When a proposed development project may adversely impact habitat, regulatory agencies may require a developer to mitigate those impacts as a condition for granting necessary permits. Commercial or residential developers may be required to obtain environmental permits from regulatory agencies, including the United States Army Corps of Engineers (“Army Corps”), the California Department of Fish and Game, the Santa Ana Regional Water Quality Control Board, Environmental Protection Agency, United States Fish and Wildlife Service, Western Riverside County Multiple Species Habitat Conservation Plan and others.

The Riverside-Corona Resource Conservation District (RCRCD) is a non-regulatory, not for profit, public agency that is able to assist private landowners with habitat creation, restoration, conservation, and related activities in riparian, upland, and woodland habitats. The RCRCD has specialized in performing certain mitigation-related activities for those seeking or holding regulatory permits. The District removes exotic aquatic and plant species, propagates and plants native habitat species, and more.

There are different ways to mitigate impacts, and the mitigation is imposed by the regulatory agencies, not by The District. We provide services, “conservation activities”, that are commonly required as part (or sometimes even all) of the mitigation terms of a permit. Sometimes the required mitigation involves things we cannot do. The responsibility for either performing, or arranging for the activities required for mitigation is entirely the responsibility of the developer. The RCRCD does not provide assistance in applying for, obtaining, or complying with the environmental permits. As a permit condition, a permitting agency has set forth certain mitigation requirements, and the permit itself sometimes states that the District is qualified to provide certain services.

Typically, the mitigation requirements specify both the type of activity and some standard for that activity. Those standards are usually specified in a planting plan: a Habitat Mitigation and Monitoring Plan (HMMP). If a developer does not have an acceptable plan, RCRCD can prepare one for a fee. A HMMP takes about 30 to 60 days to prepare. To complete a plan, we need the project map, project description, and a copy of permits that require the mitigation in order to determine what activities we might provide; including easements, dedications, property grants, etc. The RCRCD can usually provide an estimate within 30 days. The estimate remains valid for 30 days.

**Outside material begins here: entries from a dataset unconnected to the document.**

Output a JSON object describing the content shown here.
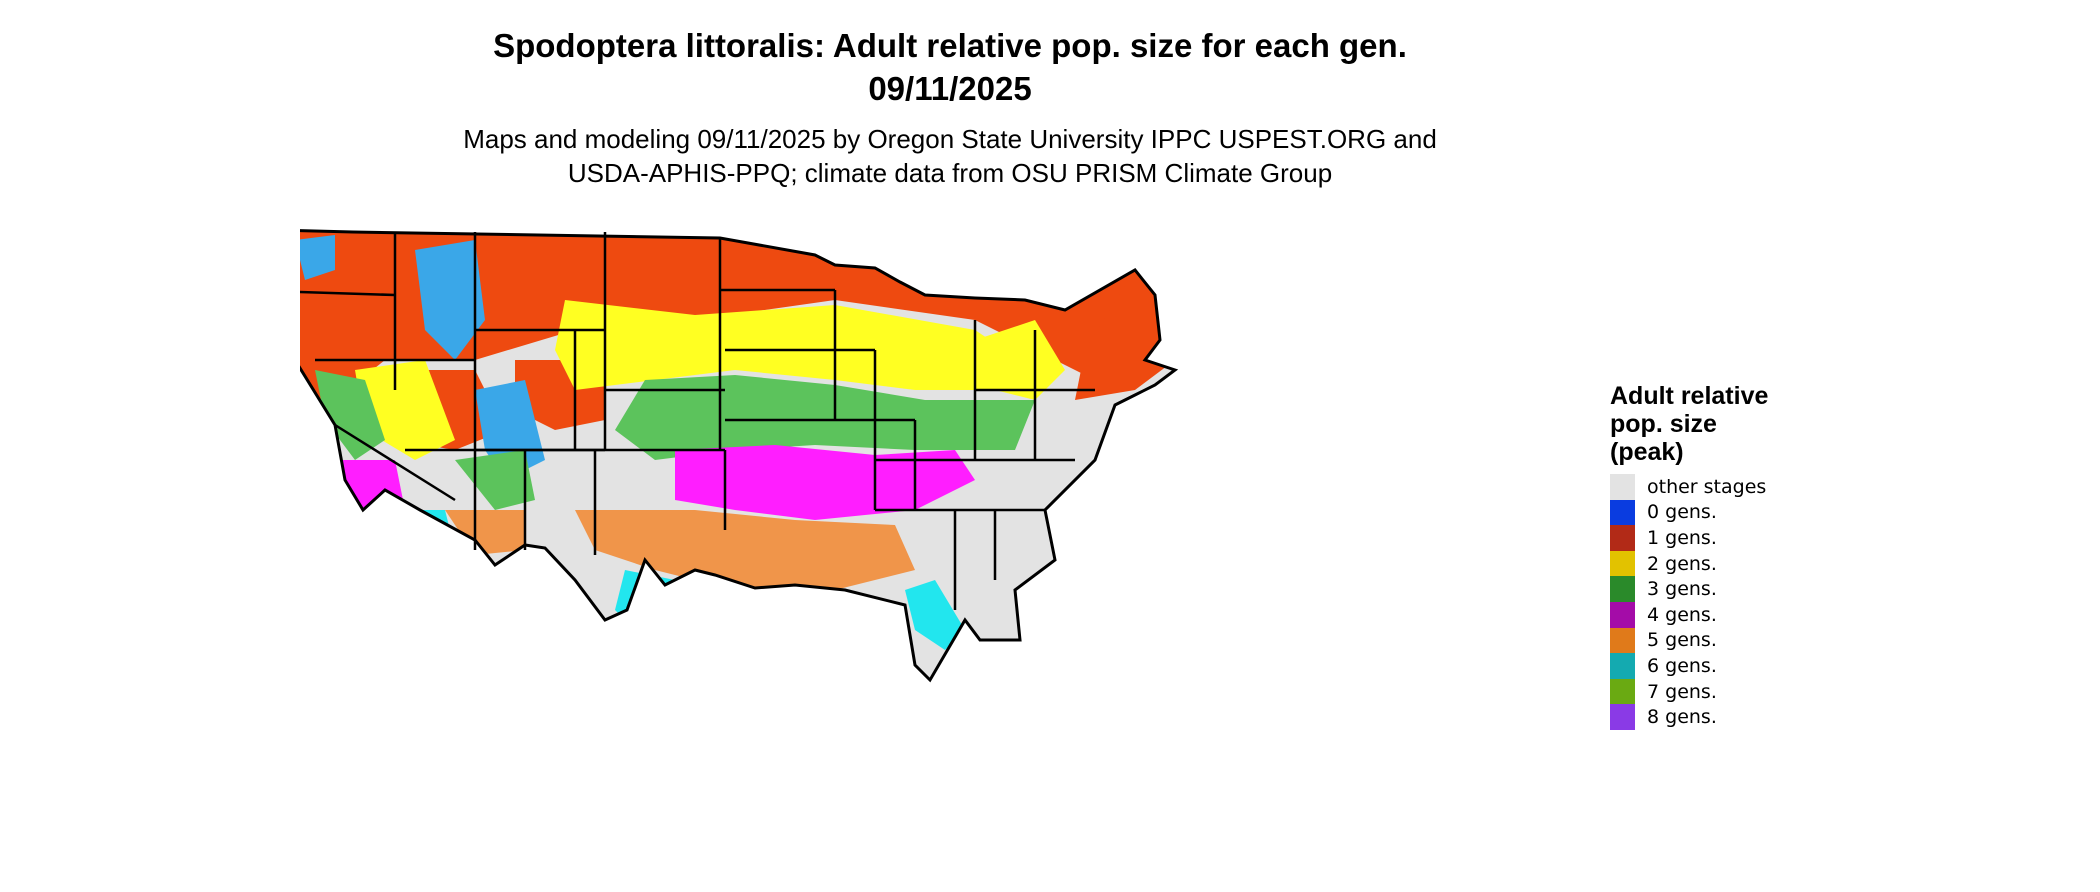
{
  "title_line1": "Spodoptera littoralis: Adult relative pop. size for each gen.",
  "title_line2": "09/11/2025",
  "subtitle_line1": "Maps and modeling 09/11/2025 by Oregon State University IPPC USPEST.ORG and",
  "subtitle_line2": "USDA-APHIS-PPQ; climate data from OSU PRISM Climate Group",
  "legend": {
    "title_lines": [
      "Adult relative",
      "pop. size",
      "(peak)"
    ],
    "items": [
      {
        "label": "other stages",
        "color": "#e3e3e3"
      },
      {
        "label": "0 gens.",
        "color": "#0a3ce0"
      },
      {
        "label": "1 gens.",
        "color": "#b22a17"
      },
      {
        "label": "2 gens.",
        "color": "#e2c200"
      },
      {
        "label": "3 gens.",
        "color": "#2a8a2a"
      },
      {
        "label": "4 gens.",
        "color": "#a40ca8"
      },
      {
        "label": "5 gens.",
        "color": "#e07a1a"
      },
      {
        "label": "6 gens.",
        "color": "#14aab0"
      },
      {
        "label": "7 gens.",
        "color": "#6aaa12"
      },
      {
        "label": "8 gens.",
        "color": "#8a3ae6"
      }
    ]
  },
  "map_colors": {
    "base": "#e3e3e3",
    "gen1": "#ee4a10",
    "gen2": "#ffff22",
    "gen3": "#5cc35c",
    "gen4": "#ff1eff",
    "gen5": "#f0954a",
    "gen6": "#22e6ee",
    "gen0_like": "#3aa7e8",
    "borders": "#000000"
  }
}
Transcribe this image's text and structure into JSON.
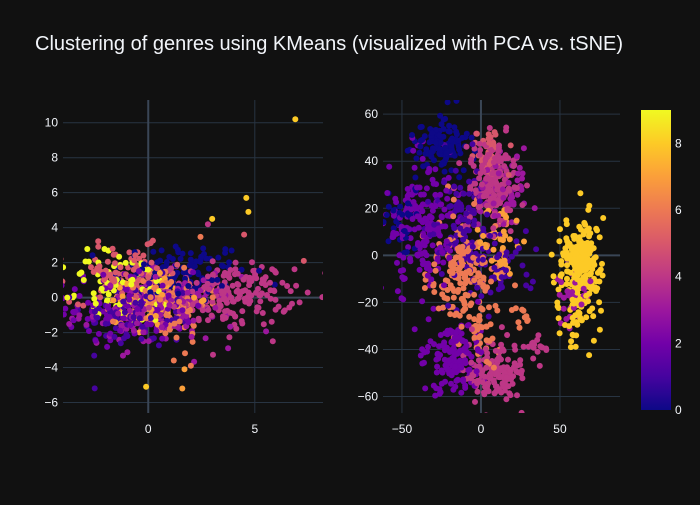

RCRCD requires a deposit before expending significant resources on conservation agreement negotiations. The deposit is to cover the administrative, staff, material, and legal costs incurred in preparing the conservation agreement. Unused portions of a deposit are returned upon entering into a conservation agreement or cancellation by either party.

Suitable specific habitat lands are sometimes not in supply. As a result, some project proponents prefer to reserve conservation habitat at the beginning of the negotiation process. RCRCD may accommodate such requests through an “In Lieu Fee” arrangement.

RCRCD may require certain language to be included in project grant deeds, CC and R’s (codes, covenants and regulations), and/or disclosures.

To begin the process, a developer must complete a Deposit Agreement, Permission to Enter Property, and an Indemnification Form.